All Uncle Baby Billy has ever wanted is a breathless (and mindless) fanbase, and he gets it—and Tiffany is right by his side, helping in her husband’s con. Not everyone is going to become a better person overnight—and a valid compliant about the finale could be that the Gemstones sure do grow consciences quite quickly—so I’m glad The Righteous Gemstones thankfully doesn’t walk away from the very captivatingly awful person they’ve built in Uncle Baby Billy.
And whether or not Goggins is back for the show’s second season, I remain fascinated by the other thing The Righteous Gemstones does well: Make the Uncle Baby Billy character itself a composite of so many other characteristics we love about Goggins, both as an actor and as a person.
Exhibit A: Those dance moves we see in Vice Principals come up again as Uncle Baby Billy is a prolific clogger, even in his older age.
Exhibit B: A nod to Goggins’s extensive work playing overzealous preachers, from Justified to the indie Them That Follow.

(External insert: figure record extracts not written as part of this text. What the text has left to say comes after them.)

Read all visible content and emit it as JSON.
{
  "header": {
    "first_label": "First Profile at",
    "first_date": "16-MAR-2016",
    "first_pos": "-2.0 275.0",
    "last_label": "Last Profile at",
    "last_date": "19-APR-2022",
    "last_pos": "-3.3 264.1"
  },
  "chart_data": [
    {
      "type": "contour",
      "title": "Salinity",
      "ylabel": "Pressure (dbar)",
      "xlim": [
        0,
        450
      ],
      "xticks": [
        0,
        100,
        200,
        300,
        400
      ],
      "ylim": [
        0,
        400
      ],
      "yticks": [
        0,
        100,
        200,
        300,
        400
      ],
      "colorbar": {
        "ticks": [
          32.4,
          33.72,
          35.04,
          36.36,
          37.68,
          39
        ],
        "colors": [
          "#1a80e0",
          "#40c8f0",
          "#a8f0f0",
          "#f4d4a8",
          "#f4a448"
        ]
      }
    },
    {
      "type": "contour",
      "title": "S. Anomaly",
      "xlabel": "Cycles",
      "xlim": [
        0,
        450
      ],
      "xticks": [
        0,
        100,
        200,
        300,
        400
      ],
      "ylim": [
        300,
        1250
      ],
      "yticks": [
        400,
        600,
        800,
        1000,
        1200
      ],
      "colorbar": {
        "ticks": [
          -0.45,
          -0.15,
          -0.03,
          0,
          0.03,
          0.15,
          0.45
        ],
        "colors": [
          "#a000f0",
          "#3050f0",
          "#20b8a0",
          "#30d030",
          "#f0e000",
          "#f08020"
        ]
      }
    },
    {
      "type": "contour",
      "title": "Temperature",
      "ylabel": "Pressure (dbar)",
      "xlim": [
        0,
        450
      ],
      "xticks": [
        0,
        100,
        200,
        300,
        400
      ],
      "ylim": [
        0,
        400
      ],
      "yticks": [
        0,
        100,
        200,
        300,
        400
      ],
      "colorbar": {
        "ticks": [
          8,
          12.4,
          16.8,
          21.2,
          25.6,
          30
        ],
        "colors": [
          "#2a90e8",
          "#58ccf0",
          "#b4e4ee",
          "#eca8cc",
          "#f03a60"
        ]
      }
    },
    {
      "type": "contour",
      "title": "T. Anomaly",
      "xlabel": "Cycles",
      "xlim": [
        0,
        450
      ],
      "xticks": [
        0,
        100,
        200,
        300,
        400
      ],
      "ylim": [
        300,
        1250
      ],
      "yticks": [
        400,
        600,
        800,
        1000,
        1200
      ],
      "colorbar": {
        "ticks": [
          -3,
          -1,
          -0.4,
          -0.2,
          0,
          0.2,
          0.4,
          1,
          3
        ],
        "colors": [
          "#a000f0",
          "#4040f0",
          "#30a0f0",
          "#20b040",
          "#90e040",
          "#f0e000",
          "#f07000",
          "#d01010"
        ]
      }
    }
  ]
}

And, most importantly, Exhibit C: THOSE DAMN TEETH. What is the Righteous Gemstones subplot about Tiffany’s teeth—very uneven at first, and then replaced with veneers once the couple steals millions from the Gemstones—if not an acknowledgement of our cultural fascination with Goggins’s own chompers?

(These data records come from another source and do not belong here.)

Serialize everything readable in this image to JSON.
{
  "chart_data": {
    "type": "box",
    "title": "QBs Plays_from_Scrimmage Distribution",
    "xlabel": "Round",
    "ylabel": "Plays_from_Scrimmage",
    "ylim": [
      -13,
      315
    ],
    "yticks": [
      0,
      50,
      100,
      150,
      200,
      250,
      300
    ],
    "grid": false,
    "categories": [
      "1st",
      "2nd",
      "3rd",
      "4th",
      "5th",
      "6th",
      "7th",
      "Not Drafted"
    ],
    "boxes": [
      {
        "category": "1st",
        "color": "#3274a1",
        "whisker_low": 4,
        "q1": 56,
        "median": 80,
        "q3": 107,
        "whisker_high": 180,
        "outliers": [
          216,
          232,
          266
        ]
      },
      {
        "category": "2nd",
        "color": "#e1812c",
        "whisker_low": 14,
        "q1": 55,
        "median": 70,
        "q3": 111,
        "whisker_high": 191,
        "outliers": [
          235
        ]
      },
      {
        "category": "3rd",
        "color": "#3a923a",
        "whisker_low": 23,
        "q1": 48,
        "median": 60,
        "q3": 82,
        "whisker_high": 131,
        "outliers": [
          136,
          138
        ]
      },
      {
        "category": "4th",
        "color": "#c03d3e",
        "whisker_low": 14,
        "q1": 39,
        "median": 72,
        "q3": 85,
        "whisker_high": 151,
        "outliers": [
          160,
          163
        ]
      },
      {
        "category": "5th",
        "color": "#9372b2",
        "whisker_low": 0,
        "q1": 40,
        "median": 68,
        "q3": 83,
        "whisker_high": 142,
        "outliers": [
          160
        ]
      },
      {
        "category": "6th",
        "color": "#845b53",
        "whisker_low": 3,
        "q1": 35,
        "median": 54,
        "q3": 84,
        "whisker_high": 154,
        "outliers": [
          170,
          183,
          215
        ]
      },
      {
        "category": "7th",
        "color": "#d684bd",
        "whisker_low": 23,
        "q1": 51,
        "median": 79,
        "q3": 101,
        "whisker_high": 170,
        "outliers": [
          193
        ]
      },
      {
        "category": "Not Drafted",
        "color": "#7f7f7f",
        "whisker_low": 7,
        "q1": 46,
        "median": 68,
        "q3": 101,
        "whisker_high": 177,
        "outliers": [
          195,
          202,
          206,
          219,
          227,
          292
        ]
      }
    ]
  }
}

Goggins’s teeth are very well-searched on Google, and if you didn’t know about his harrowing tale of losing his front teeth twice, here you go.
I’m convinced that McBride and frequent collaborators Hill and David Gordon Green know all this, know about Goggins’s cult appeal, know which elements of his public persona and acting style appeal to us so much, and leaned into those elements hard to make Uncle Baby Billy a riveting character repellent because of his egoism and empathetic because of his familiarity. The Righteous Gemstones used Goggins perfectly, and I genuinely hope he sticks around on the show because no one else in the world can deliver a song lyric like “Running through the house with a pickle in my mouth” (added by Hill to the song that McBride wrote with costar Patterson and composer Joseph Stephens) as perfectly as he does. No one! The man was born to misbehave.